Fisher on Running For Office
Last night, I was honored to receive the Republican nomination for a seat in the state Assembly, to represent the district where I have lived for over fifty years.
Last night I went to yet another of the endless round of parties that a political candidate discovers is his life. This one was a fundraiser for a dilapidated cemetery that needs help with its weeds and neglect, even if George Fox the founder of Quakerism was the original founder, and William Penn its original funder. Almost immediately, someone thought it was natural to have me meet the cartoonist for the Philadelphia Inquirer . Although she regularly portrays my political party, and sometimes my political beliefs, with what anyone would call a partisan slant, she turned out to be a charming freckle-faced blonde. Straight and athletic, she seems to row on the Schuylkill to keep in shape, and all in all is a charming company. She quite readily admits to being upset about all the hate mail she gets from the victims of her cartoons, but cheerfully keeps it up. I didn't ask where she went to college, but there seemed to be the characteristic Bryn Mawr mixture of forcefulness and good breeding. The good breeding which is so visibly lacking in Nancy Pelosi, let's say.

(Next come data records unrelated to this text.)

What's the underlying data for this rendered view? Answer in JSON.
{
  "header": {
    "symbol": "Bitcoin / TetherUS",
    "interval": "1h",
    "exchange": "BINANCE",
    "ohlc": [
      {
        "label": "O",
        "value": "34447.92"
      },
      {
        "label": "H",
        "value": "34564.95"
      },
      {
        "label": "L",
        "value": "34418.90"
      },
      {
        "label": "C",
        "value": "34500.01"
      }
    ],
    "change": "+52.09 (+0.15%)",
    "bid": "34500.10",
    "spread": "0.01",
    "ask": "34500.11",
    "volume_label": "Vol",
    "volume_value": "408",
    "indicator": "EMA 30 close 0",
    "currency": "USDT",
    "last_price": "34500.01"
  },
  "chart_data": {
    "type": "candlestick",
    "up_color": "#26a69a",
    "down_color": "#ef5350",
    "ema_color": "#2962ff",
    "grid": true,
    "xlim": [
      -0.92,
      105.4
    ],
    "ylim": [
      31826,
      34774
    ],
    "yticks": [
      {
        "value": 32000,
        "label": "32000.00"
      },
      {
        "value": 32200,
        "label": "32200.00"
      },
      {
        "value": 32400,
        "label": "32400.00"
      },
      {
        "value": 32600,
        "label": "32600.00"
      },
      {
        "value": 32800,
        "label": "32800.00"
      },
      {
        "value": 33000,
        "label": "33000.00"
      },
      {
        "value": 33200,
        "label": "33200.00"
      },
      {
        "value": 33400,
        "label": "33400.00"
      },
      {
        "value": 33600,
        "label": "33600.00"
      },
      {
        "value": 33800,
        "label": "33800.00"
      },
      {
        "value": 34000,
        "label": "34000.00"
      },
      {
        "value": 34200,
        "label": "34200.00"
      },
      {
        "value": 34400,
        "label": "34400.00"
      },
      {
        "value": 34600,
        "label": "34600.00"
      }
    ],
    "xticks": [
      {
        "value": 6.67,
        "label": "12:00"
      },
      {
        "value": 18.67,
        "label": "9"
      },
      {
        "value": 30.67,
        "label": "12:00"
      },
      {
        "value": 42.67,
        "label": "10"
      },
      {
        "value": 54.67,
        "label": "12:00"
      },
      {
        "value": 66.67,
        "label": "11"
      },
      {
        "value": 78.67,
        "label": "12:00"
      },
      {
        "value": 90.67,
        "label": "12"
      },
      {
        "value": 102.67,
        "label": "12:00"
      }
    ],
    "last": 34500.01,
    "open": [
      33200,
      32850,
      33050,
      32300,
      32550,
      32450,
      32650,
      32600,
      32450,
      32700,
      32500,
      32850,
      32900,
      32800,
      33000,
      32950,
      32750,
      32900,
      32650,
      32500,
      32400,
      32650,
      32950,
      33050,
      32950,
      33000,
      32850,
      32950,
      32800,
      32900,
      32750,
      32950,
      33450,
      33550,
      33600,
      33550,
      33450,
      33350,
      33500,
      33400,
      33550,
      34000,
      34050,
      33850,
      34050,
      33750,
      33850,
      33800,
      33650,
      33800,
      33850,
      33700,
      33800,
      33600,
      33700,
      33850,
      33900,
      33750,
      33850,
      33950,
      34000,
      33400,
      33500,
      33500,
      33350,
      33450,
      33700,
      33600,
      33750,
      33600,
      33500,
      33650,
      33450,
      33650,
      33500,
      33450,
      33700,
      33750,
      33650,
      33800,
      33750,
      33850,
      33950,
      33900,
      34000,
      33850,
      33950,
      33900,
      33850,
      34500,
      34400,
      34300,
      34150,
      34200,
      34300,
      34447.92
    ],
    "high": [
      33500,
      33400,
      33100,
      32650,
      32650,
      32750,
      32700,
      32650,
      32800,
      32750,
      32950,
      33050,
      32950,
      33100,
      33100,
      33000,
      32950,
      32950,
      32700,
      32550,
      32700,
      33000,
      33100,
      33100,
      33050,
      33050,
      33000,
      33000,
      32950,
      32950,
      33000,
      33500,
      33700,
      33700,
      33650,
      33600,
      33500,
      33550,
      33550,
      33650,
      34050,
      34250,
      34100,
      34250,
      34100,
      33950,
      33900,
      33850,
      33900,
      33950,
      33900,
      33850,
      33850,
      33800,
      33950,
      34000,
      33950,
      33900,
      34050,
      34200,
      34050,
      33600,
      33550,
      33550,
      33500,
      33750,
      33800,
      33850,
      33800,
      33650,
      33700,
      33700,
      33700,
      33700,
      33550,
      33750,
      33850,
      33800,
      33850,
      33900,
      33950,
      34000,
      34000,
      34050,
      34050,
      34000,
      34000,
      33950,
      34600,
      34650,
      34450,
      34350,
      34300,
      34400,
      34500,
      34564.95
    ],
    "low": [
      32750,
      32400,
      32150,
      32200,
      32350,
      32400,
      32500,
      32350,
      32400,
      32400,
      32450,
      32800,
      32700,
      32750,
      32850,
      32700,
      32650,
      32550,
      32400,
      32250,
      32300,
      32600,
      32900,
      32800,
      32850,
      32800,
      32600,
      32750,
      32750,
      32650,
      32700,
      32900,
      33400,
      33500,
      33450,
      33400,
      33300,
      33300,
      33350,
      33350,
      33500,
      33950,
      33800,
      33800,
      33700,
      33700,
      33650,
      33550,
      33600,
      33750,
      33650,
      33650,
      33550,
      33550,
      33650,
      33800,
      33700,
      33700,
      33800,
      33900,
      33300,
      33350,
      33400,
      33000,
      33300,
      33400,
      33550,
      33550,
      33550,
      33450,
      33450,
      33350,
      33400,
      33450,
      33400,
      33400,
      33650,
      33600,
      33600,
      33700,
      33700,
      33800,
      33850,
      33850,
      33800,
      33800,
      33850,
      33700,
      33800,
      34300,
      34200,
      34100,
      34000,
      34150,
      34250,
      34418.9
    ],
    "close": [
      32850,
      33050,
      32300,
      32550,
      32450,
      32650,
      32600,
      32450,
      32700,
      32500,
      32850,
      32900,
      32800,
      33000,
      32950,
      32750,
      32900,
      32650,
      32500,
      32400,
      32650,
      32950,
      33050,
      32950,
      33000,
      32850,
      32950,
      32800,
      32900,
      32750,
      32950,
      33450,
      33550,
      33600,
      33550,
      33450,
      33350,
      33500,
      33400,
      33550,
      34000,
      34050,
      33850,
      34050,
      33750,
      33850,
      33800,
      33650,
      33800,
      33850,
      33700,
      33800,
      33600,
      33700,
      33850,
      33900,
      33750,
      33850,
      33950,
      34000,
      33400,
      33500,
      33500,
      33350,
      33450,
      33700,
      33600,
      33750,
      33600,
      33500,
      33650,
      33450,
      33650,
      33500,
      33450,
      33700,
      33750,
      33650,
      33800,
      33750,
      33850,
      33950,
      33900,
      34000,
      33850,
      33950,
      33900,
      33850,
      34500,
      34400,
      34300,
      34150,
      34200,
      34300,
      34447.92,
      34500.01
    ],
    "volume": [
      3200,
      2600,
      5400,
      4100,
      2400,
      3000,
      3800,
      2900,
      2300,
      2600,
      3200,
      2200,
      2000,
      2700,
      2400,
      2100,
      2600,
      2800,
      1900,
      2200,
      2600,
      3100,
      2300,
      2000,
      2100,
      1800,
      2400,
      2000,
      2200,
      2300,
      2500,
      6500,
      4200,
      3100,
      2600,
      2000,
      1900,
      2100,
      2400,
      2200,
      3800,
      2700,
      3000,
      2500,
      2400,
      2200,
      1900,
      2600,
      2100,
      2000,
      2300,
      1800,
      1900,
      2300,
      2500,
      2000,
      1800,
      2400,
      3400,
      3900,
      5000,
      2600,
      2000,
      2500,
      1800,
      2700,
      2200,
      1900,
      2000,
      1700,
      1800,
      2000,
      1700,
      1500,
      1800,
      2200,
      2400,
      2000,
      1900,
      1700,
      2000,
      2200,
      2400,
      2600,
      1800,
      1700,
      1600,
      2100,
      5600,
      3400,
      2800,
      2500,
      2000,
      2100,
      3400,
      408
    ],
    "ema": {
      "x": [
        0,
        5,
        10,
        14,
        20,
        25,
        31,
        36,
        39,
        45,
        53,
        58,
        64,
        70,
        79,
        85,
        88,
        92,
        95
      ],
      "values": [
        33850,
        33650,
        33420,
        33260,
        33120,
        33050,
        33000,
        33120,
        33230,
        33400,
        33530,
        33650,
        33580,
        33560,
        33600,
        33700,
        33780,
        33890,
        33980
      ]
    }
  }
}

So it seemed to me I was observing another one of a succession of examples of people with water-tight compartments in their thinking. She was visibly upset by the recent episode of the torching of the new Chestnut Hill Meetinghouse. It would appear that the Quakers used some non-union labor which was so resented that person or person unknown used welding equipment to cut the steel girders, trying to topple the place at night. This is behavior so characteristic of unions of the past, that pretty much everyone feels he knows who did it, and why. In fact, it wouldn't have any intimidation value if people did not think that. And yet our cartoonist is a union member and keeps right on supporting them. I think she is troubled, but somehow she is not converted.
And maybe I am getting an idea of where the vicious partisanship in politics idea gets its start. Are we really going back to the Molly Maguires?